Ce magistrat a rendu compte des plaidoiries dans le délibéré de la cour, composée de :
Monsieur Raoul CARBONARO, président de chambre
Monsieur Gilles REVELLES, conseiller
Madame Sophie COUPET, conseillère
Greffier : Madame Agnès ALLARDI, lors des débats
ARRET :
— CONTRADICTOIRE
— prononcé
par mise à disposition de l’arrêt au greffe de la cour, les parties en ayant été préalablement avisées dans les conditions prévues au deuxième alinéa de l’article 450 du code de procédure civile.
— signé par Monsieur Raoul CARBONARO, président de chambre et par Madame Fatma DEVECI, greffière à laquelle la minute de la décision a été remise par le magistrat signataire.
La cour statue sur l’appel interjeté par M. [L] [Y] d’un jugement rendu le 12 novembre 2019 par le tribunal de grande instance de Paris dans un litige l’opposant à la caisse primaire d’assurance maladie de [Localité 4] (la caisse)

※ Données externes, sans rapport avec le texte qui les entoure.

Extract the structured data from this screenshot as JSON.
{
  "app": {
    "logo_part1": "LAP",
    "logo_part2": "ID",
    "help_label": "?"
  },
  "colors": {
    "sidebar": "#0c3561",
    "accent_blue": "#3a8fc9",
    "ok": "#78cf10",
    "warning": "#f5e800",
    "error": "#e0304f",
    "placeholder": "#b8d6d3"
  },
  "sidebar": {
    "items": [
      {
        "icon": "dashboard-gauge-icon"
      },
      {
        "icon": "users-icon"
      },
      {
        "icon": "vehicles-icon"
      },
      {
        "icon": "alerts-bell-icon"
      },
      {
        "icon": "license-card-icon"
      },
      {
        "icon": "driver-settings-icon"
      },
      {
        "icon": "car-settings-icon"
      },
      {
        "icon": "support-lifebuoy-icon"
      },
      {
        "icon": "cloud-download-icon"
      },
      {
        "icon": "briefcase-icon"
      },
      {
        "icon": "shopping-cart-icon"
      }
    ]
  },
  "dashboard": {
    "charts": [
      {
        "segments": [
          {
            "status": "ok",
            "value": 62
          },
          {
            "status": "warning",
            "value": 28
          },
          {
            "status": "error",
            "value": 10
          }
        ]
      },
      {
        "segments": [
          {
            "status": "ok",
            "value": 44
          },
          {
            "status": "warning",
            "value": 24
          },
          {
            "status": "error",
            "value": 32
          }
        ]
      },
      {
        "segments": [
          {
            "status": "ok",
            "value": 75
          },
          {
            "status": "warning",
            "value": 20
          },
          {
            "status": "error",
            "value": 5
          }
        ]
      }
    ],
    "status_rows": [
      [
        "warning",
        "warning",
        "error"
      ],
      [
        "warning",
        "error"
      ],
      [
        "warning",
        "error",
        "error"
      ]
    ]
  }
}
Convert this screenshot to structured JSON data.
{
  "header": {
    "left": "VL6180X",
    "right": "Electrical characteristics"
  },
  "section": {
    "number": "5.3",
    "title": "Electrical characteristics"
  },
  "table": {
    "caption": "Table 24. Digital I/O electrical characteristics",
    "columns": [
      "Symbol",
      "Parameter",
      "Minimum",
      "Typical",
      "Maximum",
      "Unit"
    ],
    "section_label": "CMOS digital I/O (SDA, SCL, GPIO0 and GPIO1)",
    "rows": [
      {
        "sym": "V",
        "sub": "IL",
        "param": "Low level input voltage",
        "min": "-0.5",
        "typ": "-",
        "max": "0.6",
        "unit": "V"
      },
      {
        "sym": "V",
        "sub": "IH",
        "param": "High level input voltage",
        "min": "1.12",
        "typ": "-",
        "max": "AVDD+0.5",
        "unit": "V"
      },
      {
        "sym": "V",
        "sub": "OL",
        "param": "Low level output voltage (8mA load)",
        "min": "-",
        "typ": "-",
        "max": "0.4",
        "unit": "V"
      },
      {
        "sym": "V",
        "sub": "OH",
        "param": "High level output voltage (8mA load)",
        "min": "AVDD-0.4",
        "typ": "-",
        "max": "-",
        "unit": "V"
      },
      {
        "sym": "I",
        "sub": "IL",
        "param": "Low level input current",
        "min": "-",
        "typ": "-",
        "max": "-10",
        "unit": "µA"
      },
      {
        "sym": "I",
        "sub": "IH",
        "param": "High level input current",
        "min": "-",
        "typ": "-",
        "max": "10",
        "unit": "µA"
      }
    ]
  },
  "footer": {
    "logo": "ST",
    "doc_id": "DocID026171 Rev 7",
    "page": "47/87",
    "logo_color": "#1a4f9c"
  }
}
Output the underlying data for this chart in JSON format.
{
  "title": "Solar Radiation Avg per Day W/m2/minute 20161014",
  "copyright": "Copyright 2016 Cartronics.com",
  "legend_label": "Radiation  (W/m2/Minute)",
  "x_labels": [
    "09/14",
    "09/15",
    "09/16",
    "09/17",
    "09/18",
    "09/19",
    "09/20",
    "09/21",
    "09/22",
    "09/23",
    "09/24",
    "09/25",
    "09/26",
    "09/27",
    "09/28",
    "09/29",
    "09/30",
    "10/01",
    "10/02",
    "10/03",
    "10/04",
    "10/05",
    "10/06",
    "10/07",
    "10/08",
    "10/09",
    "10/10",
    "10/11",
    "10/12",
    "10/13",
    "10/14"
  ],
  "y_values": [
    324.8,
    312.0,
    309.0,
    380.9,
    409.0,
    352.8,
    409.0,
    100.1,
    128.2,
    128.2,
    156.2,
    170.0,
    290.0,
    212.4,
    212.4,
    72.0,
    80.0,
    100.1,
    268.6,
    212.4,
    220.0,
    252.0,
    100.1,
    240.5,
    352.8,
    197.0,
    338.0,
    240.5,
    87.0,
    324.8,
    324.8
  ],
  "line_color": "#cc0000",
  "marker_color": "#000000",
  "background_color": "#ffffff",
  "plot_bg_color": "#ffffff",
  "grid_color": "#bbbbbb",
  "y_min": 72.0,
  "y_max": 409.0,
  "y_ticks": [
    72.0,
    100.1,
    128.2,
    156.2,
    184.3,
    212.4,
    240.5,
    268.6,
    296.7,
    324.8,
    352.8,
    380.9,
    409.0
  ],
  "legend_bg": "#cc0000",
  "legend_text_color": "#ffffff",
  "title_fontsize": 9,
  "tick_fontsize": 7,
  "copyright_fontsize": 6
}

FAITS, PROCÉDURE, PRÉTENTIONS ET MOYENS DES PARTIES :
Les circonstances de la cause ayant été correctement rapportées par le tribunal dans son jugement au contenu duquel la cour entend se référer pour un plus ample exposé, il suffit de préciser que M. [Y] a été victime d’un accident le 17 octobre 1995, engendrant comme lésion un « lumbago sévère suite à effort de soulèvement », qui a été pris en charge au titre de la législation professionnelle.
Son état de santé a été déclaré consolidé le 26 mars 1996, sans séquelles indemnisables.
M. [Y] a déclaré une rechute par aggravation en produisant un certificat médical du 19 juin 2017 mentionnant « douleurs dorsolombaires+sciatalgie droite hyperalgique ». Par décision du 14 août 2017, la caisse a refusé de prendre en charge cette rechute.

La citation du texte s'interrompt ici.